Return value: the resulting character.

int stringprep_unichar_to_utf8 (uint32_t c, char * outbuf) c: a ISO10646 character code

outbuf: output buffer, must have at least 6 bytes of space. If NULL, the length will be computed and returned and nothing will be written to outbuf.

Converts a single character to UTF-8.

Return value: number of bytes written.

uint32_t stringprep_utf8_to_unichar (const char * p) p: a pointer to Unicode character encoded as UTF-8

Converts a sequence of bytes encoded as UTF-8 to a Unicode character. If p does not point to a valid UTF-8 encoded character, results are undefined.

Return value: the resulting character.

char * stringprep_ucs4_to_utf8 (const uint32_t * str, ssize_t len, size_t * items_read, size_t * items_written) str: a UCS-4 encoded string

len: the maximum length of str to use. If len < 0, then the string is terminated with a 0 character.

items_read: location to store number of characters read read, or NULL.

items_written: location to store number of bytes written or NULL. The value here stored does not include the trailing 0 byte.

Convert a string from a 32-bit fixed width representation as UCS-4. to UTF-8. The result will be terminated with a 0 byte.

Return value: a pointer to a newly allocated UTF-8 string.

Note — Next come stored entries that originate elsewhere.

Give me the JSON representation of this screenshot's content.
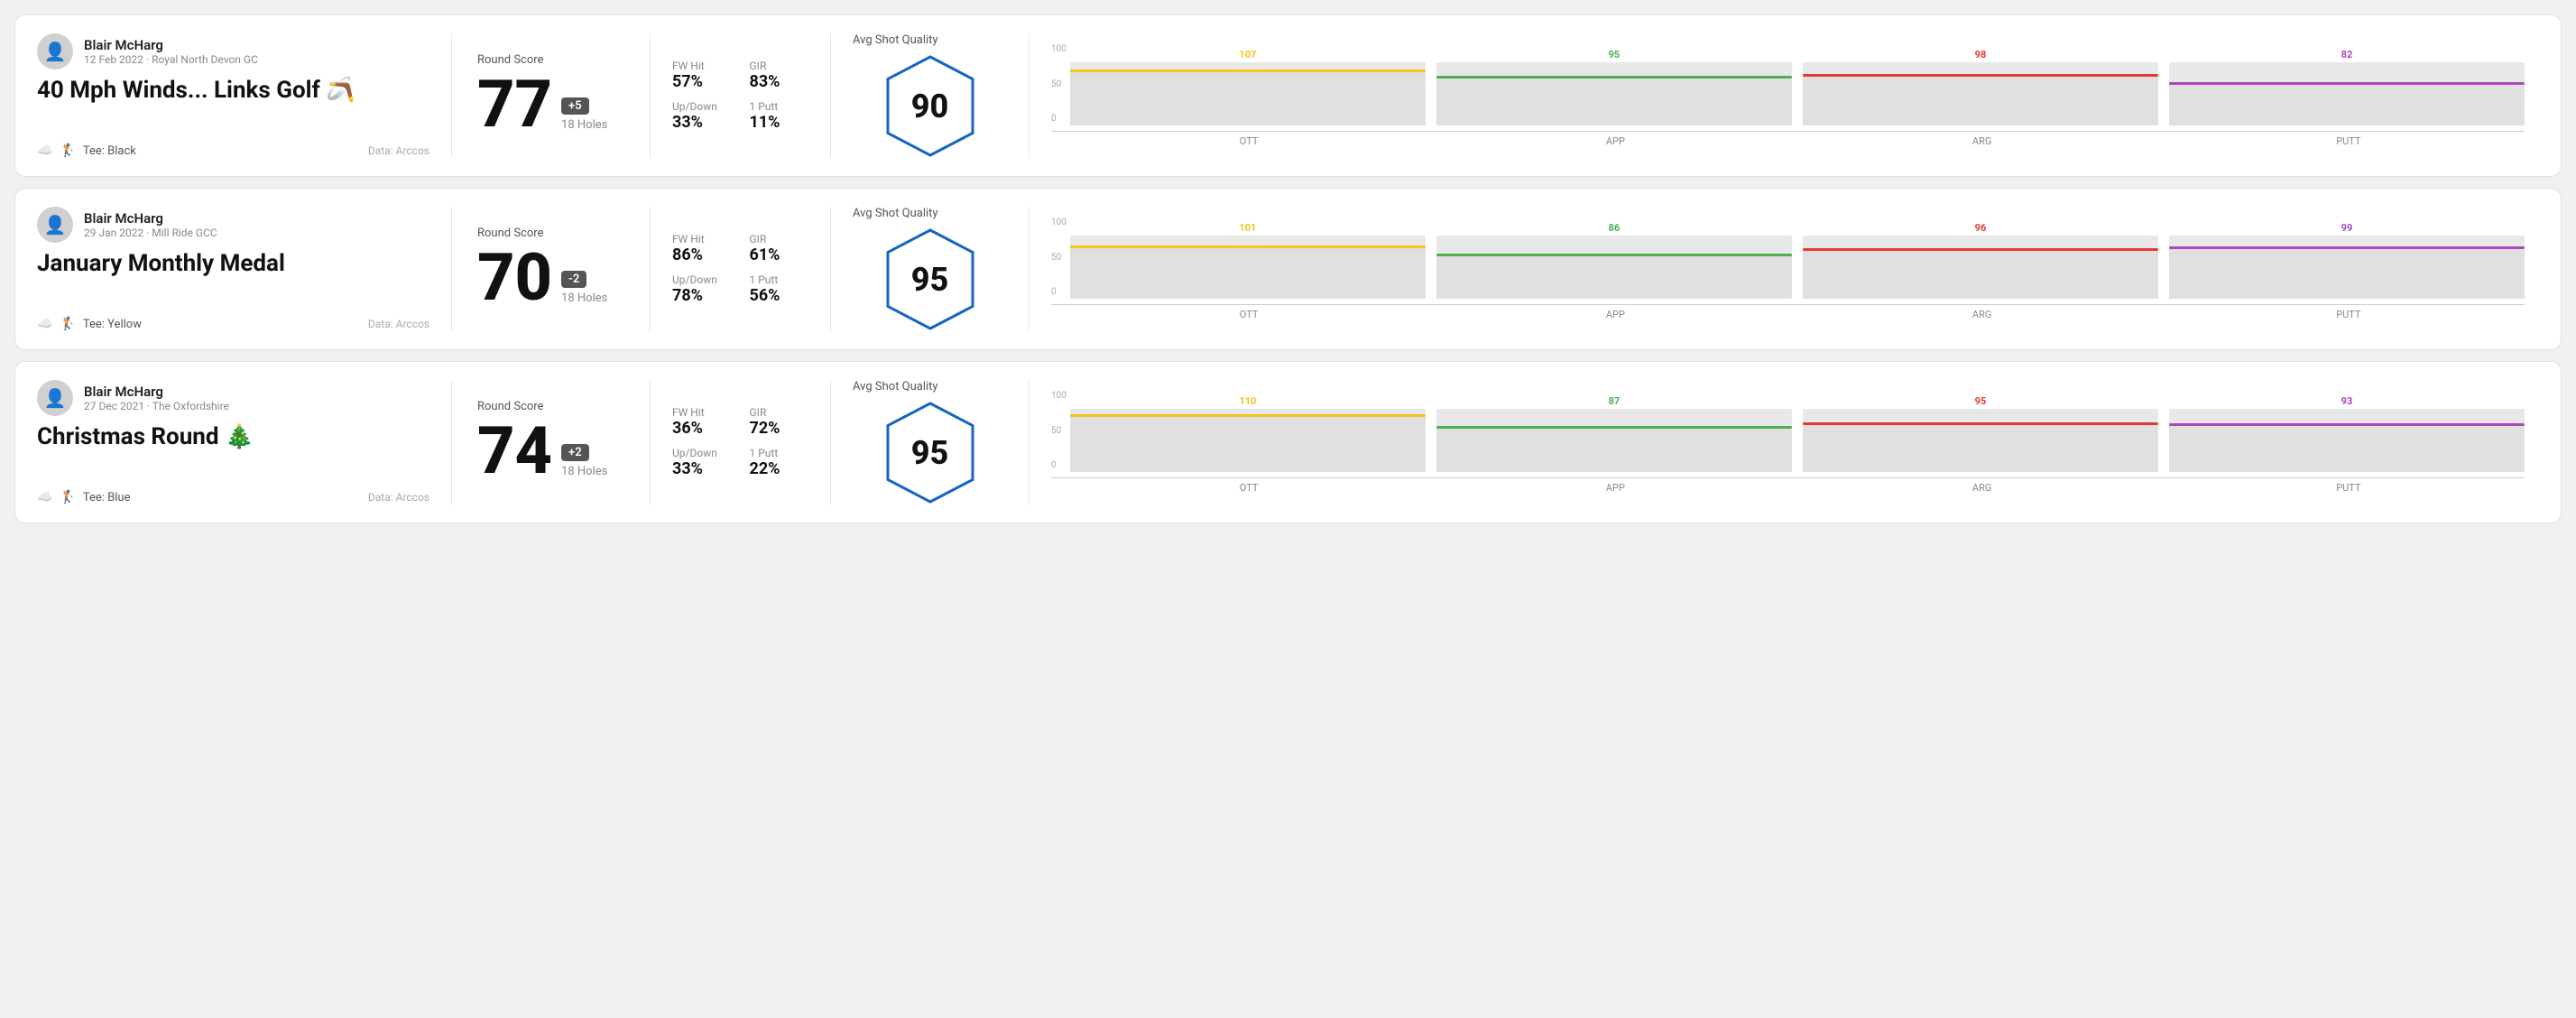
{
  "rounds": [
    {
      "id": "round1",
      "user": {
        "name": "Blair McHarg",
        "date_course": "12 Feb 2022 · Royal North Devon GC"
      },
      "title": "40 Mph Winds... Links Golf 🪃",
      "tee": "Black",
      "data_source": "Data: Arccos",
      "score": {
        "label": "Round Score",
        "number": "77",
        "badge": "+5",
        "badge_type": "positive",
        "holes": "18 Holes"
      },
      "stats": {
        "fw_hit_label": "FW Hit",
        "fw_hit_value": "57%",
        "gir_label": "GIR",
        "gir_value": "83%",
        "updown_label": "Up/Down",
        "updown_value": "33%",
        "oneputt_label": "1 Putt",
        "oneputt_value": "11%"
      },
      "quality": {
        "label": "Avg Shot Quality",
        "score": "90"
      },
      "chart": {
        "bars": [
          {
            "label": "OTT",
            "value": 107,
            "color": "#f5c518",
            "max": 120,
            "line_color": "#f5c518"
          },
          {
            "label": "APP",
            "value": 95,
            "color": "#4caf50",
            "max": 120,
            "line_color": "#4caf50"
          },
          {
            "label": "ARG",
            "value": 98,
            "color": "#e53935",
            "max": 120,
            "line_color": "#e53935"
          },
          {
            "label": "PUTT",
            "value": 82,
            "color": "#ab47bc",
            "max": 120,
            "line_color": "#ab47bc"
          }
        ],
        "y_labels": [
          "100",
          "50",
          "0"
        ]
      }
    },
    {
      "id": "round2",
      "user": {
        "name": "Blair McHarg",
        "date_course": "29 Jan 2022 · Mill Ride GCC"
      },
      "title": "January Monthly Medal",
      "tee": "Yellow",
      "data_source": "Data: Arccos",
      "score": {
        "label": "Round Score",
        "number": "70",
        "badge": "-2",
        "badge_type": "negative",
        "holes": "18 Holes"
      },
      "stats": {
        "fw_hit_label": "FW Hit",
        "fw_hit_value": "86%",
        "gir_label": "GIR",
        "gir_value": "61%",
        "updown_label": "Up/Down",
        "updown_value": "78%",
        "oneputt_label": "1 Putt",
        "oneputt_value": "56%"
      },
      "quality": {
        "label": "Avg Shot Quality",
        "score": "95"
      },
      "chart": {
        "bars": [
          {
            "label": "OTT",
            "value": 101,
            "color": "#f5c518",
            "max": 120,
            "line_color": "#f5c518"
          },
          {
            "label": "APP",
            "value": 86,
            "color": "#4caf50",
            "max": 120,
            "line_color": "#4caf50"
          },
          {
            "label": "ARG",
            "value": 96,
            "color": "#e53935",
            "max": 120,
            "line_color": "#e53935"
          },
          {
            "label": "PUTT",
            "value": 99,
            "color": "#ab47bc",
            "max": 120,
            "line_color": "#ab47bc"
          }
        ],
        "y_labels": [
          "100",
          "50",
          "0"
        ]
      }
    },
    {
      "id": "round3",
      "user": {
        "name": "Blair McHarg",
        "date_course": "27 Dec 2021 · The Oxfordshire"
      },
      "title": "Christmas Round 🎄",
      "tee": "Blue",
      "data_source": "Data: Arccos",
      "score": {
        "label": "Round Score",
        "number": "74",
        "badge": "+2",
        "badge_type": "positive",
        "holes": "18 Holes"
      },
      "stats": {
        "fw_hit_label": "FW Hit",
        "fw_hit_value": "36%",
        "gir_label": "GIR",
        "gir_value": "72%",
        "updown_label": "Up/Down",
        "updown_value": "33%",
        "oneputt_label": "1 Putt",
        "oneputt_value": "22%"
      },
      "quality": {
        "label": "Avg Shot Quality",
        "score": "95"
      },
      "chart": {
        "bars": [
          {
            "label": "OTT",
            "value": 110,
            "color": "#f5c518",
            "max": 120,
            "line_color": "#f5c518"
          },
          {
            "label": "APP",
            "value": 87,
            "color": "#4caf50",
            "max": 120,
            "line_color": "#4caf50"
          },
          {
            "label": "ARG",
            "value": 95,
            "color": "#e53935",
            "max": 120,
            "line_color": "#e53935"
          },
          {
            "label": "PUTT",
            "value": 93,
            "color": "#ab47bc",
            "max": 120,
            "line_color": "#ab47bc"
          }
        ],
        "y_labels": [
          "100",
          "50",
          "0"
        ]
      }
    }
  ]
}
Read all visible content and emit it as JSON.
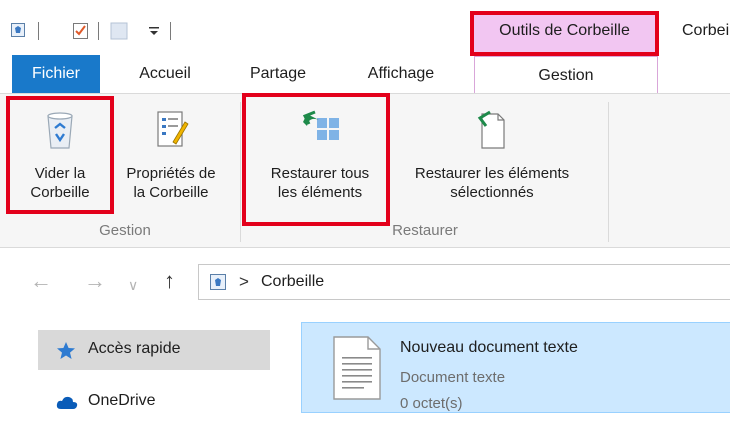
{
  "window": {
    "title": "Corbeille",
    "context_tab_header": "Outils de Corbeille"
  },
  "tabs": [
    {
      "label": "Fichier",
      "active": false
    },
    {
      "label": "Accueil",
      "active": false
    },
    {
      "label": "Partage",
      "active": false
    },
    {
      "label": "Affichage",
      "active": false
    },
    {
      "label": "Gestion",
      "active": true
    }
  ],
  "ribbon": {
    "groups": [
      {
        "label": "Gestion",
        "buttons": [
          {
            "line1": "Vider la",
            "line2": "Corbeille",
            "icon": "recycle-bin-icon"
          },
          {
            "line1": "Propriétés de",
            "line2": "la Corbeille",
            "icon": "properties-icon"
          }
        ]
      },
      {
        "label": "Restaurer",
        "buttons": [
          {
            "line1": "Restaurer tous",
            "line2": "les éléments",
            "icon": "restore-all-icon"
          },
          {
            "line1": "Restaurer les éléments",
            "line2": "sélectionnés",
            "icon": "restore-selected-icon"
          }
        ]
      }
    ]
  },
  "address_bar": {
    "separator": ">",
    "location": "Corbeille"
  },
  "nav_pane": {
    "items": [
      {
        "label": "Accès rapide",
        "icon": "star-icon",
        "selected": true
      },
      {
        "label": "OneDrive",
        "icon": "cloud-icon",
        "selected": false
      }
    ]
  },
  "files": [
    {
      "name": "Nouveau document texte",
      "type": "Document texte",
      "size": "0 octet(s)",
      "selected": true
    }
  ],
  "colors": {
    "accent": "#1979ca",
    "context_tab": "#f2c6f2",
    "highlight_box": "#e3001b",
    "selection": "#cce8ff"
  }
}
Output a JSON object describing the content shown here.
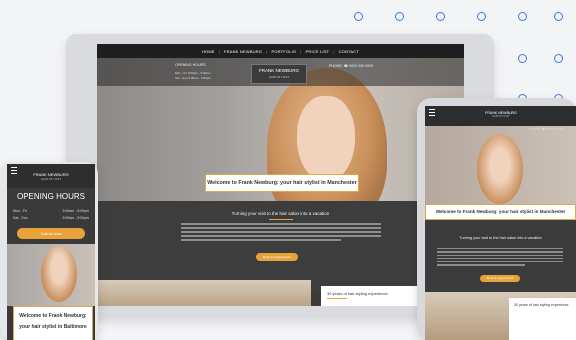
{
  "desktop": {
    "nav": [
      "HOME",
      "FRANK NEWBURG",
      "PORTFOLIO",
      "PRICE LIST",
      "CONTACT"
    ],
    "opening_hours_label": "OPENING HOURS",
    "hours": [
      "Mon - Fri   9:00am - 5:00pm",
      "Sat - Sun   9:00am - 5:00pm"
    ],
    "brand_name": "FRANK NEWBURG",
    "brand_sub": "HAIR STYLIST",
    "phone": "PHONE: ☎ 0000 000 0000",
    "welcome": "Welcome to Frank Newburg: your hair stylist in Manchester",
    "section_title": "Turning your visit to the hair salon into a vacation",
    "cta": "Book an appointment",
    "bottom_title": "30 years of hair styling experience"
  },
  "phone": {
    "brand_name": "FRANK NEWBURG",
    "brand_sub": "HAIR STYLIST",
    "hours_title": "OPENING HOURS",
    "rows": [
      {
        "day": "Mon - Fri",
        "time": "9:00am - 5:00pm"
      },
      {
        "day": "Sat - Sun",
        "time": "9:00am - 5:00pm"
      }
    ],
    "cta": "Call us now",
    "welcome_line1": "Welcome to Frank Newburg:",
    "welcome_line2": "your hair stylist in Baltimore"
  },
  "tablet": {
    "brand_name": "FRANK NEWBURG",
    "brand_sub": "HAIR STYLIST",
    "phone": "PHONE: ☎ 0000 000 000",
    "welcome": "Welcome to Frank Newburg: your hair stylist in Manchester",
    "section_title": "Turning your visit to the hair salon into a vacation",
    "cta": "Book an appointment",
    "bottom_title": "30 years of hair styling experience"
  },
  "colors": {
    "accent": "#e8a23a",
    "dot": "#3d7ad8"
  }
}
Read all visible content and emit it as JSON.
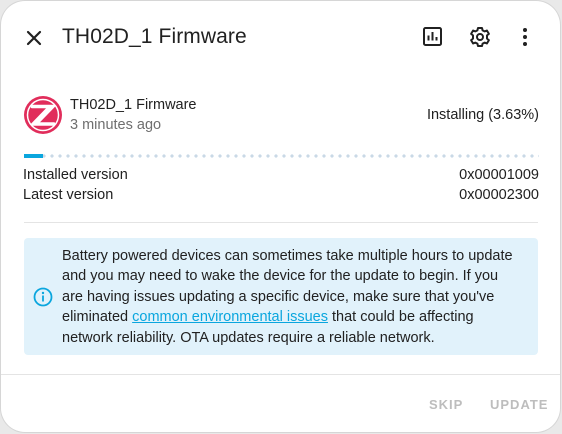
{
  "dialog": {
    "title": "TH02D_1 Firmware",
    "icons": [
      "close-icon",
      "chart-box-icon",
      "cog-icon",
      "dots-vertical-icon"
    ]
  },
  "entity": {
    "name": "TH02D_1 Firmware",
    "last_changed": "3 minutes ago",
    "status": "Installing (3.63%)",
    "progress_percent": 3.63,
    "logo": "zigbee-logo"
  },
  "versions": {
    "installed_label": "Installed version",
    "installed_value": "0x00001009",
    "latest_label": "Latest version",
    "latest_value": "0x00002300"
  },
  "alert": {
    "icon": "information-outline-icon",
    "text_before": "Battery powered devices can sometimes take multiple hours to update and you may need to wake the device for the update to begin. If you are having issues updating a specific device, make sure that you've eliminated ",
    "link_text": "common environmental issues",
    "text_after": " that could be affecting network reliability. OTA updates require a reliable network."
  },
  "actions": {
    "skip_label": "SKIP",
    "update_label": "UPDATE"
  },
  "colors": {
    "accent": "#0aa6de",
    "alert_bg": "#e1f2fb",
    "logo": "#e12d5b",
    "disabled_text": "#bdbdbd"
  }
}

This value must be freed with free(). If an error occurs, NULL will be returned and error set.

uint32_t * stringprep_utf8_to_ucs4 (const char * str, ssize_t len, size_t * items_written) str: a UTF-8 encoded string

len: the maximum length of str to use. If len < 0, then the string is nul-terminated.

items_written: location to store the number of characters in the result, or NULL.

Convert a string from UTF-8 to a 32-bit fixed width representation as UCS-4, assuming valid UTF-8 input. This function does no error checking on the input.

Return value: a pointer to a newly allocated UCS-4 string. This value must be freed with free().